African Parks emploie un modèle qu’on appelle « la gestion déléguée », ce qui veut dire que l’ONG est responsable à 100 % pour tout ce qui concerne les parcs, qui occupent souvent une grande surface. Ce faisant, elle reprend des pouvoirs régaliens, comme le maintien de l’ordre et le monopole de la violence légitime. Selon ses détracteurs, African Parks se comporte comme un véritable « État dans l’État ». (...)
Cette toute-puissance nourrit des tensions et suscite des résistances croissantes. Plusieurs témoignages évoquent également des restrictions sévères de circulation pour les populations locales, accentuant leur marginalisation et générant des conflits ouverts avec les autorités des parcs. (...)
African Parks impose un modèle très rigide. Soit l’État accepte ses conditions, soit elle ne vient pas. Ces contrats lui accordent un contrôle total sur les parcs : décisions financières, gestion des ressources naturelles et même aspects sécuritaires. Ce modèle prospère surtout dans des pays en crise ou faiblement gouvernés, comme la République centrafricaine ou le Soudan du Sud. (...)
Ce qui est frappant, c’est que les contrats restent confidentiels, même pour les populations locales qui vivent à proximité des parcs et en subissent directement les conséquences. Elles n’ont pas le droit de connaître les conditions dans lesquelles « leurs terres » sont gérées. Et cela, pendant 20 ou 25 ans... Les habitants découvrent trop tard qu’ils ont perdu leur droit d’accès à des terres qu’ils occupaient depuis des générations. (...)
En enquêtant, j’ai rapidement rencontré des résistances. African Parks a d’abord tenté d’ignorer mes sollicitations, refusant toute interview officielle. Quand il est devenu évident que mon enquête avançait malgré tout, l’ONG a changé de stratégie, acceptant de me rencontrer. J’ai ensuite été confronté à des menaces judiciaires explicites : African Parks m’a averti qu’elle pourrait réclamer des millions d’euros en dommages si mon livre nuisait à son financement. (...)

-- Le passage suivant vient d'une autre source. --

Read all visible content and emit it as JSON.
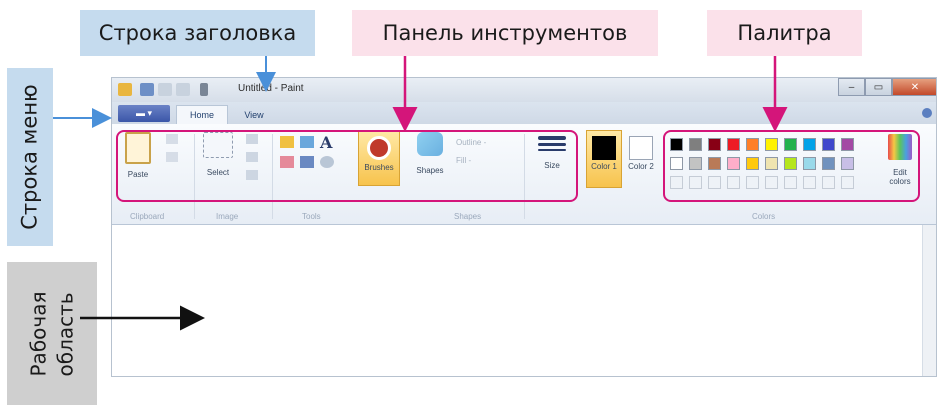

En parallèle, j’ai aussi été confronté à des entraves sur le terrain. Au Bénin, j’ai été arrêté et accusé d’espionnage, une accusation manifestement infondée. Officiellement, l’ONG nie toute implication, mais il est difficile de croire qu’elle n’était pas au courant de ma présence, tant son contrôle sur les zones qu’elle administre est strict.
Au Rwanda, il m’a été impossible d’obtenir une accréditation de presse, ce qui a entravé mon travail d’investigation, et en République démocratique du Congo, j’ai été bloqué pendant des heures sans raison apparente (...)
L’ONG s’inscrit dans une vision où l’Afrique est perçue comme un « jardin d’Éden » à préserver de toute présence humaine. Ce fantasme occidental justifie une approche autoritaire de la conservation, effaçant toute trace de présence humaine. L’exemple de l’extension du parc de Marakele en Afrique du Sud est parlant : son initiateur, le néerlandais Paul Fentener van Vlissingen, disait vouloir « remettre l’horloge 100 ans en arrière ». Or, il y a un siècle, l’Afrique était sous domination coloniale. Cette idéologie sous-jacente explique beaucoup de dérives.
Plus largement, cela alimente un imaginaire où l’Afrique est un terrain de jeu pour riches philanthropes et aventuriers, perpétuant une logique coloniale sous couvert de protection environnementale. (...)
Ce qui est certain, c’est que le modèle d’African Parks, qui repose sur l’exclusion des populations locales et une gouvernance centralisée, est profondément problématique. La conservation ne devrait pas opposer les humains et la nature, mais plutôt chercher à intégrer les communautés locales dans la gestion des parcs. (...)
Au nom de la nature, d’Olivier van Beemen, aux éditions L’Échiquier, février 2025, 296 p., 23 euros.